“Everyone working in the bank should aspire for my position at some point. If that’s not going to be possible, then I have failed in my duty as a CEO, and the bank has failed in its journey as an institution.” This was a bank CEO’s response when asked about the preparedness on succession planning when his term at the bank concludes soon. The CEO didn’t want to be identified nor wanted to comment beyond this.

Succession planning is increasingly becoming a point of debate for banks. This is not because there is a dearth of talent, but the amount of glare that this topic gets at all levels — internally starting with the human resources management team, at the board level, and with the regulator. A few weeks ago, a news report that Kotak Mahindra Bank has been asked to look out for an external candidate to fill the MD & CEO’s position after Uday Kotak’s term concluded in December this year, reignited the debate on whether an internal or external candidate is best suited to succeed Kotak.

Banks need to submit at least three potential CEO candidates to the regulator four months prior to the conclusion of the incumbent’s term. The unwritten practice is that the names are a combination of internal and external talent. From a human resource management perspective, succession planning could possibly be one of the trickiest parts to handle, and whatever turns out to be the final decision, a reasonable bit of attrition is something that is unavoidable. The challenges could compound if an external hand comes into play. But what’s less talked about most times is that even for the external candidate, it’s not an easy choice to lend their name to the CEO list.

Not so easy

For one, Vimal Bhandari, a career banker and Executive Vice-Chairman, Arka Fincap, says it triggers stability-related issues. The process of finalising and announcing a successor could take 4-6 months, and given the interest around this subject, names tend to start floating around. For instance, Rajiv Sabarwal, Managing Director, Tata Capital, was seen as a potential suitor to Romesh Sobti at IndusInd Bank, and Zarin Daruwala, India CEO, Standard Chartered, at RBL Bank.
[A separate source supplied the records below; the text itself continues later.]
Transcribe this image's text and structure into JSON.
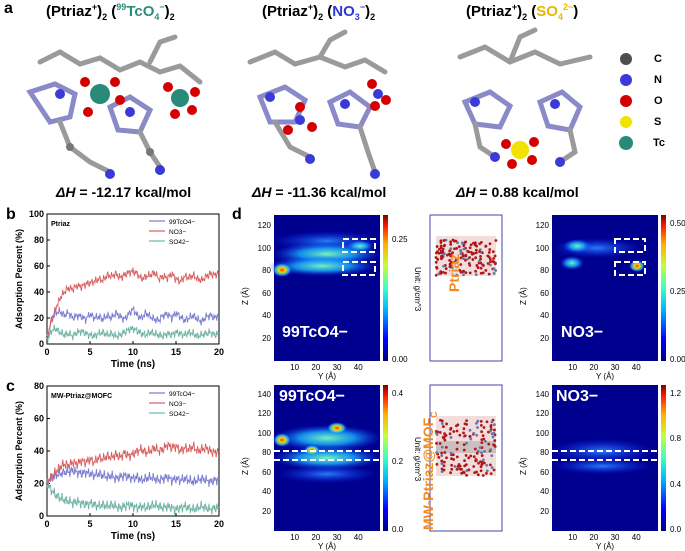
{
  "panels": {
    "a": "a",
    "b": "b",
    "c": "c",
    "d": "d"
  },
  "molecules": [
    {
      "title_pre": "(Ptriaz",
      "title_sup": "+",
      "title_mid": ")",
      "title_sub": "2",
      "title_anion": "(99TcO4−)2",
      "anion_main": "TcO",
      "anion_iso": "99",
      "anion_sub": "4",
      "anion_charge": "−",
      "anion_post": ")",
      "anion_post_sub": "2",
      "anion_color": "#2e8b7a",
      "dH_label": "ΔH",
      "dH_value": " = -12.17 kcal/mol"
    },
    {
      "title_pre": "(Ptriaz",
      "title_sup": "+",
      "title_mid": ")",
      "title_sub": "2",
      "anion_main": "NO",
      "anion_iso": "",
      "anion_sub": "3",
      "anion_charge": "−",
      "anion_post": ")",
      "anion_post_sub": "2",
      "anion_color": "#2b3ad6",
      "dH_label": "ΔH",
      "dH_value": " = -11.36 kcal/mol"
    },
    {
      "title_pre": "(Ptriaz",
      "title_sup": "+",
      "title_mid": ")",
      "title_sub": "2",
      "anion_main": "SO",
      "anion_iso": "",
      "anion_sub": "4",
      "anion_charge": "2−",
      "anion_post": ")",
      "anion_post_sub": "",
      "anion_color": "#e6b800",
      "dH_label": "ΔH",
      "dH_value": " = 0.88 kcal/mol"
    }
  ],
  "element_legend": [
    {
      "symbol": "C",
      "color": "#4d4d4d"
    },
    {
      "symbol": "N",
      "color": "#3a3ad8"
    },
    {
      "symbol": "O",
      "color": "#d40000"
    },
    {
      "symbol": "S",
      "color": "#f2e200"
    },
    {
      "symbol": "Tc",
      "color": "#2a8a7a"
    }
  ],
  "line_charts": [
    {
      "label": "Ptriaz",
      "xlabel": "Time (ns)",
      "ylabel": "Adsorption Percent (%)",
      "legend": [
        "99TcO4−",
        "NO3−",
        "SO42−"
      ]
    },
    {
      "label": "MW-Ptriaz@MOFC",
      "xlabel": "Time (ns)",
      "ylabel": "Adsorption Percent (%)",
      "legend": [
        "99TcO4−",
        "NO3−",
        "SO42−"
      ]
    }
  ],
  "chart_data": [
    {
      "type": "line",
      "title": "Ptriaz",
      "xlabel": "Time (ns)",
      "ylabel": "Adsorption Percent (%)",
      "xlim": [
        0,
        20
      ],
      "ylim": [
        0,
        100
      ],
      "xticks": [
        0,
        5,
        10,
        15,
        20
      ],
      "yticks": [
        0,
        20,
        40,
        60,
        80,
        100
      ],
      "legend_position": "top-right",
      "x": [
        0,
        0.5,
        1,
        1.5,
        2,
        2.5,
        3,
        3.5,
        4,
        4.5,
        5,
        5.5,
        6,
        6.5,
        7,
        7.5,
        8,
        8.5,
        9,
        9.5,
        10,
        10.5,
        11,
        11.5,
        12,
        12.5,
        13,
        13.5,
        14,
        14.5,
        15,
        15.5,
        16,
        16.5,
        17,
        17.5,
        18,
        18.5,
        19,
        19.5,
        20
      ],
      "series": [
        {
          "name": "99TcO4−",
          "color": "#7b7bd0",
          "values": [
            5,
            18,
            24,
            25,
            22,
            24,
            20,
            22,
            21,
            19,
            23,
            20,
            21,
            19,
            22,
            20,
            24,
            21,
            19,
            23,
            27,
            22,
            20,
            24,
            21,
            19,
            18,
            22,
            23,
            20,
            24,
            21,
            18,
            20,
            22,
            19,
            17,
            21,
            22,
            20,
            23
          ]
        },
        {
          "name": "NO3−",
          "color": "#d95f5f",
          "values": [
            2,
            18,
            27,
            35,
            40,
            43,
            42,
            45,
            44,
            46,
            47,
            48,
            50,
            49,
            53,
            52,
            54,
            51,
            53,
            55,
            56,
            54,
            50,
            52,
            53,
            55,
            50,
            52,
            51,
            54,
            50,
            48,
            52,
            51,
            53,
            50,
            49,
            52,
            54,
            53,
            55
          ]
        },
        {
          "name": "SO42−",
          "color": "#6fb3a3",
          "values": [
            2,
            10,
            12,
            9,
            7,
            8,
            6,
            9,
            10,
            8,
            7,
            6,
            8,
            9,
            7,
            8,
            6,
            7,
            9,
            11,
            12,
            10,
            8,
            7,
            9,
            8,
            7,
            6,
            8,
            7,
            9,
            8,
            7,
            9,
            8,
            6,
            7,
            8,
            9,
            7,
            8
          ]
        }
      ]
    },
    {
      "type": "line",
      "title": "MW-Ptriaz@MOFC",
      "xlabel": "Time (ns)",
      "ylabel": "Adsorption Percent (%)",
      "xlim": [
        0,
        20
      ],
      "ylim": [
        0,
        80
      ],
      "xticks": [
        0,
        5,
        10,
        15,
        20
      ],
      "yticks": [
        0,
        20,
        40,
        60,
        80
      ],
      "legend_position": "top-right",
      "x": [
        0,
        0.5,
        1,
        1.5,
        2,
        2.5,
        3,
        3.5,
        4,
        4.5,
        5,
        5.5,
        6,
        6.5,
        7,
        7.5,
        8,
        8.5,
        9,
        9.5,
        10,
        10.5,
        11,
        11.5,
        12,
        12.5,
        13,
        13.5,
        14,
        14.5,
        15,
        15.5,
        16,
        16.5,
        17,
        17.5,
        18,
        18.5,
        19,
        19.5,
        20
      ],
      "series": [
        {
          "name": "99TcO4−",
          "color": "#7b7bd0",
          "values": [
            21,
            23,
            25,
            26,
            27,
            27,
            28,
            27,
            26,
            27,
            26,
            25,
            26,
            25,
            24,
            25,
            23,
            24,
            25,
            24,
            23,
            24,
            22,
            23,
            24,
            23,
            22,
            23,
            24,
            22,
            23,
            22,
            23,
            22,
            21,
            22,
            23,
            22,
            21,
            22,
            23
          ]
        },
        {
          "name": "NO3−",
          "color": "#d95f5f",
          "values": [
            20,
            24,
            27,
            30,
            32,
            31,
            33,
            32,
            34,
            33,
            35,
            33,
            36,
            35,
            37,
            36,
            38,
            36,
            39,
            37,
            38,
            40,
            41,
            39,
            40,
            42,
            40,
            41,
            44,
            42,
            43,
            40,
            42,
            41,
            43,
            40,
            41,
            42,
            40,
            39,
            40
          ]
        },
        {
          "name": "SO42−",
          "color": "#6fb3a3",
          "values": [
            20,
            16,
            13,
            11,
            10,
            9,
            8,
            9,
            8,
            7,
            8,
            7,
            6,
            7,
            6,
            7,
            6,
            5,
            6,
            7,
            6,
            5,
            6,
            5,
            6,
            7,
            6,
            5,
            6,
            5,
            4,
            5,
            6,
            5,
            4,
            5,
            6,
            5,
            4,
            5,
            5
          ]
        }
      ]
    }
  ],
  "heatmaps": [
    {
      "ion": "99TcO4−",
      "ylabel": "Z (Å)",
      "xlabel": "Y (Å)",
      "yticks": [
        "120",
        "100",
        "80",
        "60",
        "40",
        "20"
      ],
      "xticks": [
        "10",
        "20",
        "30",
        "40"
      ],
      "cbar_ticks": [
        "0.25",
        "0.00"
      ],
      "cbar_label": "Unit: g/cm^3"
    },
    {
      "ion": "NO3−",
      "ylabel": "Z (Å)",
      "xlabel": "Y (Å)",
      "yticks": [
        "120",
        "100",
        "80",
        "60",
        "40",
        "20"
      ],
      "xticks": [
        "10",
        "20",
        "30",
        "40"
      ],
      "cbar_ticks": [
        "0.50",
        "0.25",
        "0.00"
      ],
      "cbar_label": "Unit: g/cm^3"
    },
    {
      "ion": "99TcO4−",
      "ylabel": "Z (Å)",
      "xlabel": "Y (Å)",
      "yticks": [
        "140",
        "120",
        "100",
        "80",
        "60",
        "40",
        "20"
      ],
      "xticks": [
        "10",
        "20",
        "30",
        "40"
      ],
      "cbar_ticks": [
        "0.4",
        "0.2",
        "0.0"
      ],
      "cbar_label": "Unit: g/cm^3"
    },
    {
      "ion": "NO3−",
      "ylabel": "Z (Å)",
      "xlabel": "Y (Å)",
      "yticks": [
        "140",
        "120",
        "100",
        "80",
        "60",
        "40",
        "20"
      ],
      "xticks": [
        "10",
        "20",
        "30",
        "40"
      ],
      "cbar_ticks": [
        "1.2",
        "0.8",
        "0.4",
        "0.0"
      ],
      "cbar_label": "Unit: g/cm^3"
    }
  ],
  "slab_labels": {
    "top": "Ptriaz",
    "bottom_main": "MW-Ptriaz@MOF",
    "bottom_sub": "C",
    "color": "#f08a24"
  }
}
“Many potential candidates are reluctant to be considered for CEO position as they feel that if their names come out prematurely, their position in the current organisation could get compromised,” says Bhandari. Once the names start doing the rounds informally, reasonable time and effort gets spent in assuaging these lunch table and water can talks. “Why would someone want to jeopardise their standing with their current employer,” said senior executive of private bank. Recently, Federal Bank had to issue a formal statement to clarify that Shalini Warrier, the bank’s executive director, was not in talks for the top job at South Indian Bank.

Bhandari points out another roadblock for these external candidates — longevity. “Another issue which candidates take into consideration is length of tenure as there is a feeling that maybe they will get only two terms of three years each,” he explains. “This impression needs to be dispelled as the Boards and the regulator must be willing to look at longer tenure based on overall performance.” After all, boards do look for stability in the top leadership level and this assurance needs to be given to any candidate, especially if roped in from outside of the bank, to consider the CEO’s position favourably.

Making the choice

Banks in India have had a healthy mix of both instances. Government-owned banks, barring State Bank of India and more recently Bank of Baroda, have looked at senior executives from other banks to fill the CEO position. Some of the mid-sized private banks in 2009-10 had to look outside (or overseas) talent for the top roles because of the existential crisis they were going through. They needed strong hands such as Shyam Srinivasan and Murali Natarajan, CEOs of Federal Bank and DCB Bank, respectively, to put these banks back on the map.

Barring PJ Nayak who came from the UTI background, Axis Bank has always looked at external hands to fill the corner office. Likewise, when it came to damage control, the RBI was comfortable having an external talent doing the job at RBL Bank and YES Bank. 

Stable ships, on the contrary, preferred internal candidates. Crisis or not, ICICI Bank has always had career ‘ICICI-ian’ for the coveted post. Same goes with HDFC Bank and IndusInd Bank.

There’s a reason for this. One of the biggest transformations in the banking sector in the last seven years is the constant pursuit for succession. “Unlike a few years ago, banks don’t engage with headhunters at the nth moment now. There’s constant engagement with recruiters, even to understand the depth of the current leadership team,” said a senior executive of a search firm, which closely works with large- and mid-sized banks.

Bhandari agrees with this. “Most boards work on succession planning and people within the bank get assessed and groomed accordingly.”

If that’s the case, continuity or a rehaul should be the first check box to tick while making a call on who should succeed the current CEO. When the going is good, why bring in an outsider to test the model. Likewise, if there are missing cards to fill, the board and the regulator shouldn’t continue with an insider, just so that it doesn’t send out a ‘wrong signal’.

As much as processes may have evolved, banking is and may continue to remain a people-centric business, with the person on top tasked with the job of taking the ship together.

The debate over an insider versus outside isn’t valid without the context being set right. It should be a process of proposal and ratification, considering the best interest of the bank. “The board should take the responsibility of grooming leaders and the RBI should ensure that the names suggested satisfy the fit and proper criteria,” says Bhandari.

Let both tracks run parallel, rather than make a choice between an insider or an outside.